While Hong acknowledges that practitioners have intuitively grasped these circumstances, he proved it by analyzing data and conducting surveys with consumers who shopped the world’s two biggest online markets: eBay and Taobao. In a recently published article in Information Systems Research, “Product Fit Uncertainty in Online Markets: Nature, Effects and Antecedents,” Hong and his colleague Paul Pavlou estimated that a single-unit increase of product fit uncertainty on Hong’s measurement scale could increase returns by 20 percent. In contrast, a similar increase in product quality uncertainty only increased returns by 8 percent.
Hong’s study also showed that online forums in which consumers can help each other determine fit also decrease product fit uncertainty. “Based on other people’s information, a consumer can infer if the product will fit her and her lifestyle,” he explains. Website visualization media, on the other hand, are more likely to abate uncertainty about product quality.
Given his findings, Hong urges online retailers to use visualization systems and collaborative shopping systems. He also advises Internet sellers to cultivate online forums by ensuring fairness in content display and perhaps even incentivizing those who contribute to forums with some kind of reward.
And, he thinks retailers should continuously keep looking at ways to offer consumers more information, as the lack of it is the antecedent for all the types of uncertainty consumers would feel. To that end, Hong is working with companies that offer virtual try-on of clothing and eyeglasses (e.g., fits.me) to quantify the impact of such technologies on conversion rates, order value and product return rates.
After all, the move from browse to buy is what it’s all about, isn’t it? With the right tools in place, a retailer is more likely to turn shoppers into satisfied customers.

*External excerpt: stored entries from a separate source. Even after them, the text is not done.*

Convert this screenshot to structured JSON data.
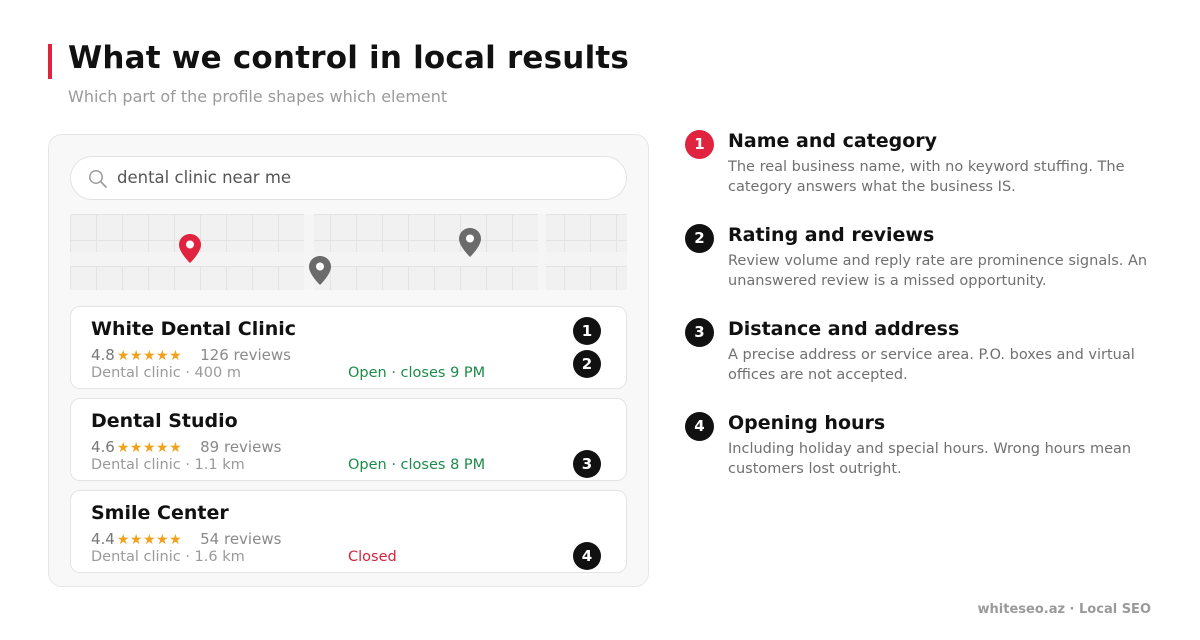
{
  "header": {
    "title": "What we control in local results",
    "subtitle": "Which part of the profile shapes which element"
  },
  "colors": {
    "accent": "#e0243f",
    "open": "#1e8a4a",
    "closed": "#d6233c",
    "star": "#f0a21b",
    "pin_main": "#e0243f",
    "pin_other": "#6b6b6b"
  },
  "search": {
    "icon": "search-icon",
    "value": "dental clinic near me"
  },
  "map": {
    "pins": [
      "map-pin-icon",
      "map-pin-icon",
      "map-pin-icon"
    ]
  },
  "results": [
    {
      "name": "White Dental Clinic",
      "rating": "4.8",
      "stars": "★★★★★",
      "reviews": "126 reviews",
      "meta": "Dental clinic · 400 m",
      "status": "Open · closes 9 PM",
      "status_type": "open",
      "badges": [
        "1",
        "2"
      ]
    },
    {
      "name": "Dental Studio",
      "rating": "4.6",
      "stars": "★★★★★",
      "reviews": "89 reviews",
      "meta": "Dental clinic · 1.1 km",
      "status": "Open · closes 8 PM",
      "status_type": "open",
      "badges": [
        "3"
      ]
    },
    {
      "name": "Smile Center",
      "rating": "4.4",
      "stars": "★★★★★",
      "reviews": "54 reviews",
      "meta": "Dental clinic · 1.6 km",
      "status": "Closed",
      "status_type": "closed",
      "badges": [
        "4"
      ]
    }
  ],
  "legend": [
    {
      "number": "1",
      "title": "Name and category",
      "description": "The real business name, with no keyword stuffing. The category answers what the business IS."
    },
    {
      "number": "2",
      "title": "Rating and reviews",
      "description": "Review volume and reply rate are prominence signals. An unanswered review is a missed opportunity."
    },
    {
      "number": "3",
      "title": "Distance and address",
      "description": "A precise address or service area. P.O. boxes and virtual offices are not accepted."
    },
    {
      "number": "4",
      "title": "Opening hours",
      "description": "Including holiday and special hours. Wrong hours mean customers lost outright."
    }
  ],
  "footer": {
    "text": "whiteseo.az · Local SEO"
  }
}
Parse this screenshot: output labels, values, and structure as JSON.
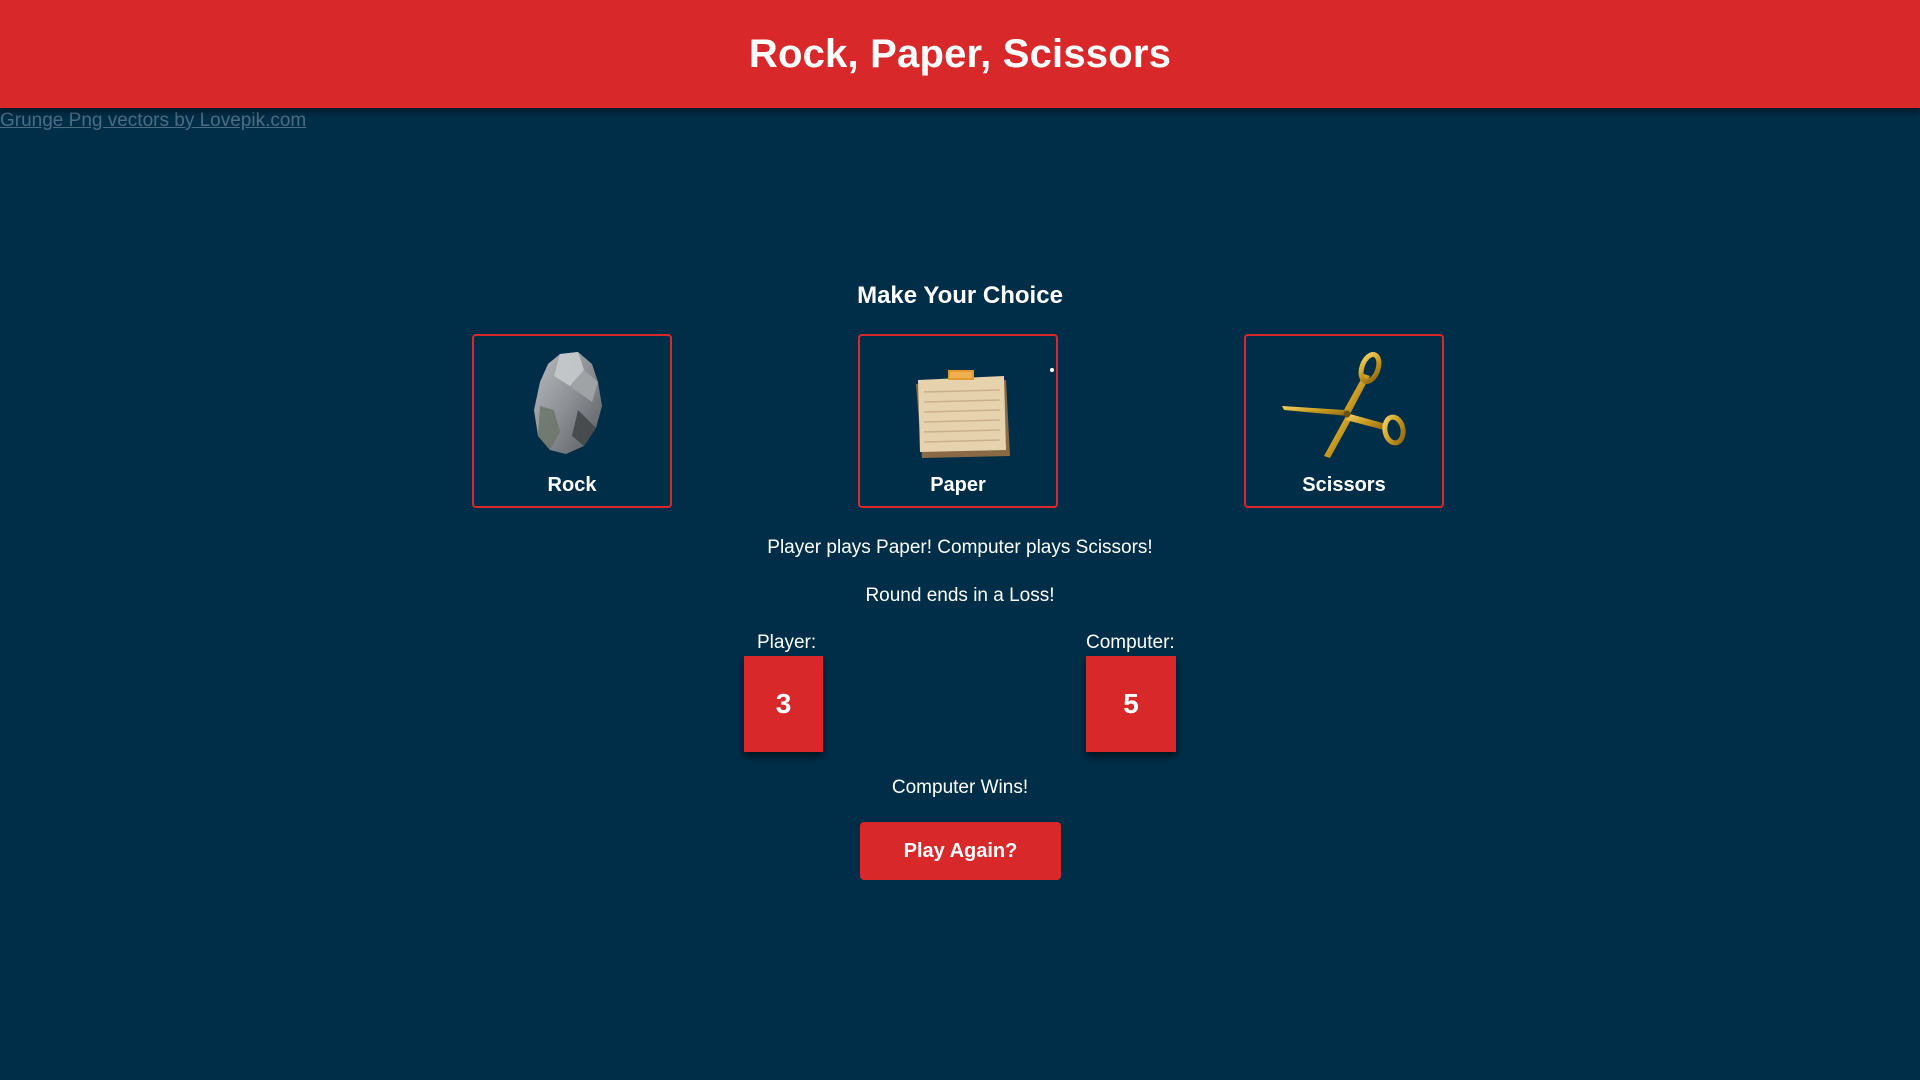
{
  "header": {
    "title": "Rock, Paper, Scissors"
  },
  "credit": {
    "text": "Grunge Png vectors by Lovepik.com"
  },
  "choices": {
    "heading": "Make Your Choice",
    "items": [
      {
        "label": "Rock",
        "icon": "rock-icon"
      },
      {
        "label": "Paper",
        "icon": "paper-icon"
      },
      {
        "label": "Scissors",
        "icon": "scissors-icon"
      }
    ]
  },
  "round": {
    "play_text": "Player plays Paper! Computer plays Scissors!",
    "result_text": "Round ends in a Loss!"
  },
  "score": {
    "player_label": "Player:",
    "player_value": "3",
    "computer_label": "Computer:",
    "computer_value": "5"
  },
  "final": {
    "result_text": "Computer Wins!",
    "play_again_label": "Play Again?"
  },
  "colors": {
    "background": "#002e48",
    "accent": "#d8282a",
    "text": "#ffffff",
    "link": "#4d6c80"
  }
}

- Consumers feel multiple types of uncertainty when buying products online.
- Seller uncertainty is concern over sellers themselves. Are they honest or are they cheats?
- Product uncertainty reflects questions about the item. Was it accurately described? Will it fit?
- Product uncertainty trumps seller uncertainty as a deterrent to sales and price premiums.
- Technology-enabled tools, such as visualization and collaboration features, mitigate product uncertainty, boost profits and reduce product returns.